スタートアップは北京がアツい、深圳は日本でいう秋葉原?
坂井:中国と日本の文化的、歴史的な背景の違いによって、経営とか投資に対する考え方に差が生まれるんでしょうか。
藤井:中国の中でも、都市によって考え方が違うと思います。スタートアップはどこが一番イケてるのかを聞くと、だいたい北京という答えが来ます。深圳は起業家が新しいものをどんどん生み出しているし、モノづくりの高速化は得意。でも14億人に配るほどのスケールもないので、やっぱりドリーム投資のようなことが起きるのは北京が多い。
陳暁:重要な会社は、北京か上海に集まっていますね。メーカーはアリババ本社のある杭州にあったりと役割で本社所在地を変えたりしています。日本では深圳ばかりが注目されていますが、深圳は、中国人からすると電気街、東京でいう秋葉原みたいな感覚なんです。いまは、家電よりも利益率のいい化粧品問屋に転換してる業者も多いですが。実験区としてドローン飛ばしていいとか、電気自動車を走らせるコースを作るとか目立つことをしてきたのが深圳だったので、そのわかりやすさが日本でも注目を浴びたんでしょうね。
坂井:ほかに、最近気になっていることは?
陳暁:中国ビジネスがいつの間にか世界に浸食して行ってることですね。例えば中国は出前アプリがおそらく世界一使われている国だと思いますがそのおかげで出前に関するAPPの設計や配送の仕組み、配送のバッグまで知見がかなり溜まった状態です。また中国人はあったかいご飯を重視するので、保温性の高い熱が漏れないカバンを作るスキルは中国の工場が一番優れています。他にも地図アプリなんかも、日本やアメリカのプラットフォーマーが、中国のサービスのUIを見て改善していますね。

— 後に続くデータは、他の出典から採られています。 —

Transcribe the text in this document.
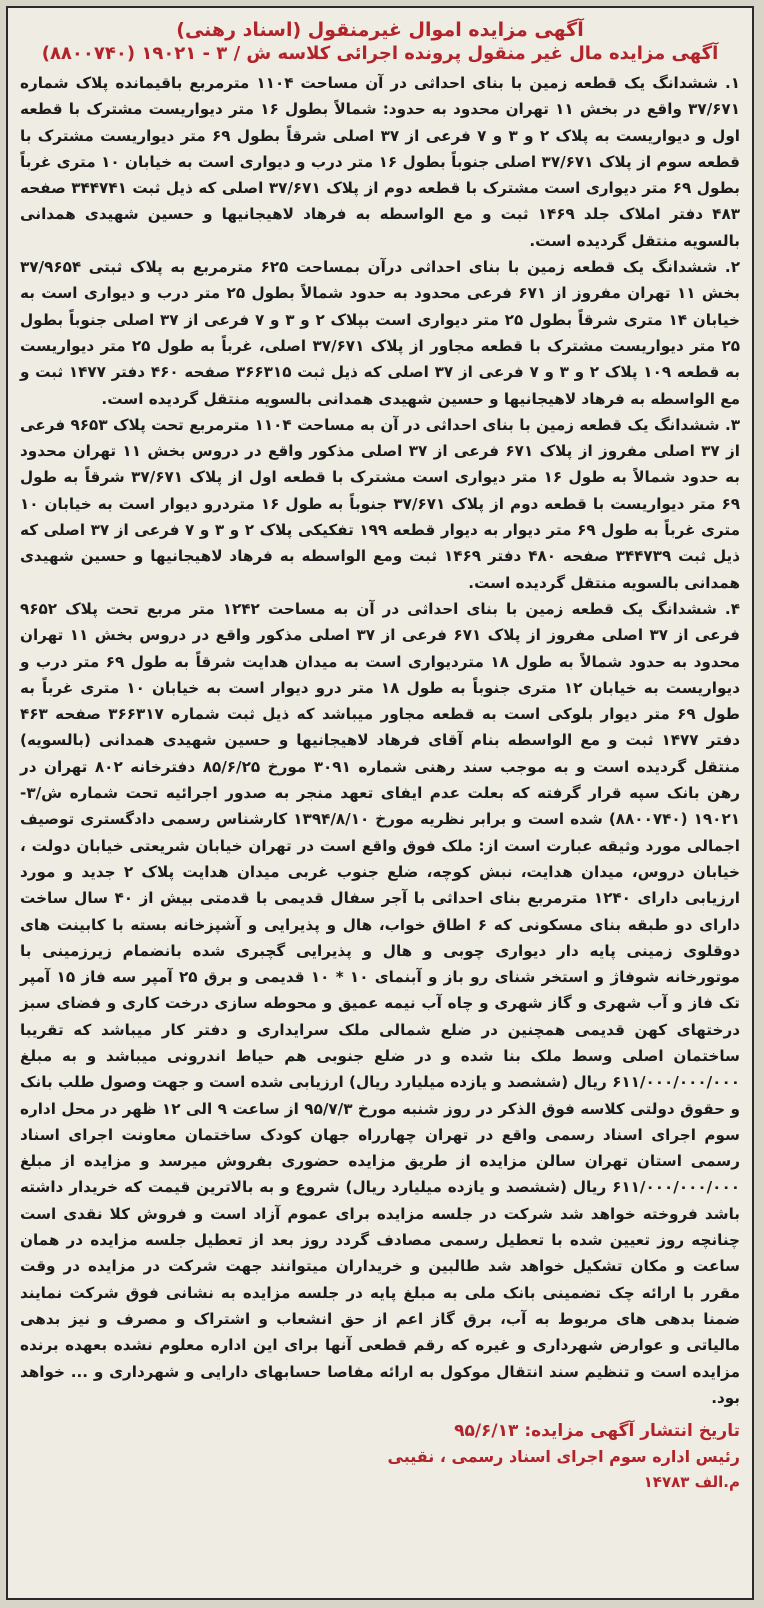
آگهی مزایده اموال غیرمنقول (اسناد رهنی)
آگهی مزایده مال غیر منقول پرونده اجرائی کلاسه ش / ۳ - ۱۹۰۲۱ (۸۸۰۰۷۴۰)

۱. ششدانگ یک قطعه زمین با بنای احداثی در آن مساحت ۱۱۰۴ مترمربع باقیمانده پلاک شماره ۳۷/۶۷۱ واقع در بخش ۱۱ تهران محدود به حدود: شمالاً بطول ۱۶ متر دیواریست مشترک با قطعه اول و دیواریست به پلاک ۲ و ۳ و ۷ فرعی از ۳۷ اصلی شرقاً بطول ۶۹ متر دیواریست مشترک با قطعه سوم از پلاک ۳۷/۶۷۱ اصلی جنوباً بطول ۱۶ متر درب و دیواری است به خیابان ۱۰ متری غرباً بطول ۶۹ متر دیواری است مشترک با قطعه دوم از پلاک ۳۷/۶۷۱ اصلی که ذیل ثبت ۳۴۴۷۴۱ صفحه ۴۸۳ دفتر املاک جلد ۱۴۶۹ ثبت و مع الواسطه به فرهاد لاهیجانیها و حسین شهیدی همدانی بالسویه منتقل گردیده است.

۲. ششدانگ یک قطعه زمین با بنای احداثی درآن بمساحت ۶۲۵ مترمربع به پلاک ثبتی ۳۷/۹۶۵۴ بخش ۱۱ تهران مفروز از ۶۷۱ فرعی محدود به حدود شمالاً بطول ۲۵ متر درب و دیواری است به خیابان ۱۴ متری شرقاً بطول ۲۵ متر دیواری است بپلاک ۲ و ۳ و ۷ فرعی از ۳۷ اصلی جنوباً بطول ۲۵ متر دیواریست مشترک با قطعه مجاور از پلاک ۳۷/۶۷۱ اصلی، غرباً به طول ۲۵ متر دیواریست به قطعه ۱۰۹ پلاک ۲ و ۳ و ۷ فرعی از ۳۷ اصلی که ذیل ثبت ۳۶۶۳۱۵ صفحه ۴۶۰ دفتر ۱۴۷۷ ثبت و مع الواسطه به فرهاد لاهیجانیها و حسین شهیدی همدانی بالسویه منتقل گردیده است.

۳. ششدانگ یک قطعه زمین با بنای احداثی در آن به مساحت ۱۱۰۴ مترمربع تحت پلاک ۹۶۵۳ فرعی از ۳۷ اصلی مفروز از پلاک ۶۷۱ فرعی از ۳۷ اصلی مذکور واقع در دروس بخش ۱۱ تهران محدود به حدود شمالاً به طول ۱۶ متر دیواری است مشترک با قطعه اول از پلاک ۳۷/۶۷۱ شرقاً به طول ۶۹ متر دیواریست با قطعه دوم از پلاک ۳۷/۶۷۱ جنوباً به طول ۱۶ متردرو دیوار است به خیابان ۱۰ متری غرباً به طول ۶۹ متر دیوار به دیوار قطعه ۱۹۹ تفکیکی پلاک ۲ و ۳ و ۷ فرعی از ۳۷ اصلی که ذیل ثبت ۳۴۴۷۳۹ صفحه ۴۸۰ دفتر ۱۴۶۹ ثبت ومع الواسطه به فرهاد لاهیجانیها و حسین شهیدی همدانی بالسویه منتقل گردیده است.

۴. ششدانگ یک قطعه زمین با بنای احداثی در آن به مساحت ۱۲۴۲ متر مربع تحت پلاک ۹۶۵۲ فرعی از ۳۷ اصلی مفروز از پلاک ۶۷۱ فرعی از ۳۷ اصلی مذکور واقع در دروس بخش ۱۱ تهران محدود به حدود شمالاً به طول ۱۸ متردیواری است به میدان هدایت شرقاً به طول ۶۹ متر درب و دیواریست به خیابان ۱۲ متری جنوباً به طول ۱۸ متر درو دیوار است به خیابان ۱۰ متری غرباً به طول ۶۹ متر دیوار بلوکی است به قطعه مجاور میباشد که ذیل ثبت شماره ۳۶۶۳۱۷ صفحه ۴۶۳ دفتر ۱۴۷۷ ثبت و مع الواسطه بنام آقای فرهاد لاهیجانیها و حسین شهیدی همدانی (بالسویه) منتقل گردیده است و به موجب سند رهنی شماره ۳۰۹۱ مورخ ۸۵/۶/۲۵ دفترخانه ۸۰۲ تهران در رهن بانک سپه قرار گرفته که بعلت عدم ایفای تعهد منجر به صدور اجرائیه تحت شماره ش/۳- ۱۹۰۲۱ (۸۸۰۰۷۴۰) شده است و برابر نظریه مورخ ۱۳۹۴/۸/۱۰ کارشناس رسمی دادگستری توصیف اجمالی مورد وثیقه عبارت است از: ملک فوق واقع است در تهران خیابان شریعتی خیابان دولت ، خیابان دروس، میدان هدایت، نبش کوچه، ضلع جنوب غربی میدان هدایت پلاک ۲ جدید و مورد ارزیابی دارای ۱۲۴۰ مترمربع بنای احداثی با آجر سفال قدیمی با قدمتی بیش از ۴۰ سال ساخت دارای دو طبقه بنای مسکونی که ۶ اطاق خواب، هال و پذیرایی و آشپزخانه بسته با کابینت های دوقلوی زمینی پایه دار دیواری چوبی و هال و پذیرایی گچبری شده بانضمام زیرزمینی با موتورخانه شوفاژ و استخر شنای رو باز و آبنمای ۱۰ * ۱۰ قدیمی و برق ۲۵ آمپر سه فاز ۱۵ آمپر تک فاز و آب شهری و گاز شهری و چاه آب نیمه عمیق و محوطه سازی درخت کاری و فضای سبز درختهای کهن قدیمی همچنین در ضلع شمالی ملک سرایداری و دفتر کار میباشد که تقریبا ساختمان اصلی وسط ملک بنا شده و در ضلع جنوبی هم حیاط اندرونی میباشد و به مبلغ ۶۱۱/۰۰۰/۰۰۰/۰۰۰ ریال (ششصد و یازده میلیارد ریال) ارزیابی شده است و جهت وصول طلب بانک و حقوق دولتی کلاسه فوق الذکر در روز شنبه مورخ ۹۵/۷/۳ از ساعت ۹ الی ۱۲ ظهر در محل اداره سوم اجرای اسناد رسمی واقع در تهران چهارراه جهان کودک ساختمان معاونت اجرای اسناد رسمی استان تهران سالن مزایده از طریق مزایده حضوری بفروش میرسد و مزایده از مبلغ ۶۱۱/۰۰۰/۰۰۰/۰۰۰ ریال (ششصد و یازده میلیارد ریال) شروع و به بالاترین قیمت که خریدار داشته باشد فروخته خواهد شد شرکت در جلسه مزایده برای عموم آزاد است و فروش کلا نقدی است چنانچه روز تعیین شده با تعطیل رسمی مصادف گردد روز بعد از تعطیل جلسه مزایده در همان ساعت و مکان تشکیل خواهد شد طالبین و خریداران میتوانند جهت شرکت در مزایده در وقت مقرر با ارائه چک تضمینی بانک ملی به مبلغ پایه در جلسه مزایده به نشانی فوق شرکت نمایند ضمنا بدهی های مربوط به آب، برق گاز اعم از حق انشعاب و اشتراک و مصرف و نیز بدهی مالیاتی و عوارض شهرداری و غیره که رقم قطعی آنها برای این اداره معلوم نشده بعهده برنده مزایده است و تنظیم سند انتقال موکول به ارائه مفاصا حسابهای دارایی و شهرداری و ... خواهد بود.

تاریخ انتشار آگهی مزایده: ۹۵/۶/۱۳

رئیس اداره سوم اجرای اسناد رسمی ، نقیبی

م.الف ۱۴۷۸۳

女の子が写真を撮る時に使うアプリでいうと美顔補正などができるのですが、中国の美的センスでつくられたアプリを、アジア系の人たちが小さいころから使っていくと、今後、中国人が美しいと思う顔やメイクが、ステイタスになって行くかもしれません。そうしたビジネス面での実利のみでなく、思想までもが影響を及ぼす規模になってきたとは思います。
坂井:フーマーはどうですか。スマホで注文するとすぐ届けてくれる食品スーパーとして日本でもよく取り上げられるようになりましたが。
藤井:一旦、急激な伸びは止まりました。なぜ止まったかと言うと、ターゲットが25~35歳で結婚してて、価格より品質や鮮度を優先する層なんです。そういう人が住んでいる場所については、アリババでデータ上わかる。それでお店の出店計画を立てて行くわけですが、もう出尽くしたんです。今やっているのは違う業態、例えば、市場風の店舗を出しているんですが、こちらは郊外でまとめ買いをするような30~40代の人をターゲットにしているようです。
坂井:デリバリーそのものが中国は多いですよね。
藤井:共働きが一般的で、家であまりご飯を作りませんからね。
陳暁:中国では、大人数で食事をするか、外食をするかのどちらかが多くて、お一人様の食事は出前で済ませちゃう文化が根底にあります。中国の家は、基本マンションか団地形式で、その一角に配達用のロッカーが置いてあったりします。スーパーは家から30分圏内に一軒大型スーパーがある状態です。家までの配送は、フーマーができる以前から普通のスーパーでもやっていたサービスなので、フーマーが受け入れられたのはどちらかというと、圧倒的な品質でしょうね。
坂井:中国のエンタメ系はどうなるの?
陳暁:スキルが高いアーティストは、海外のレーベルと契約しちゃうんですね。特に歌手は、国内にスキルの高い人が少ないように思います。でもグローバルを狙ってエンターテインメントをやるからこそスキルが伸びるので、活動を国内に閉じるのがいいわけではありません。私の仕事でいうと中国の劇場に日本のアーティストを送り込みショーを作るプロデュースをしていますが、彼らが要求するレベルはすごく高いんですよ。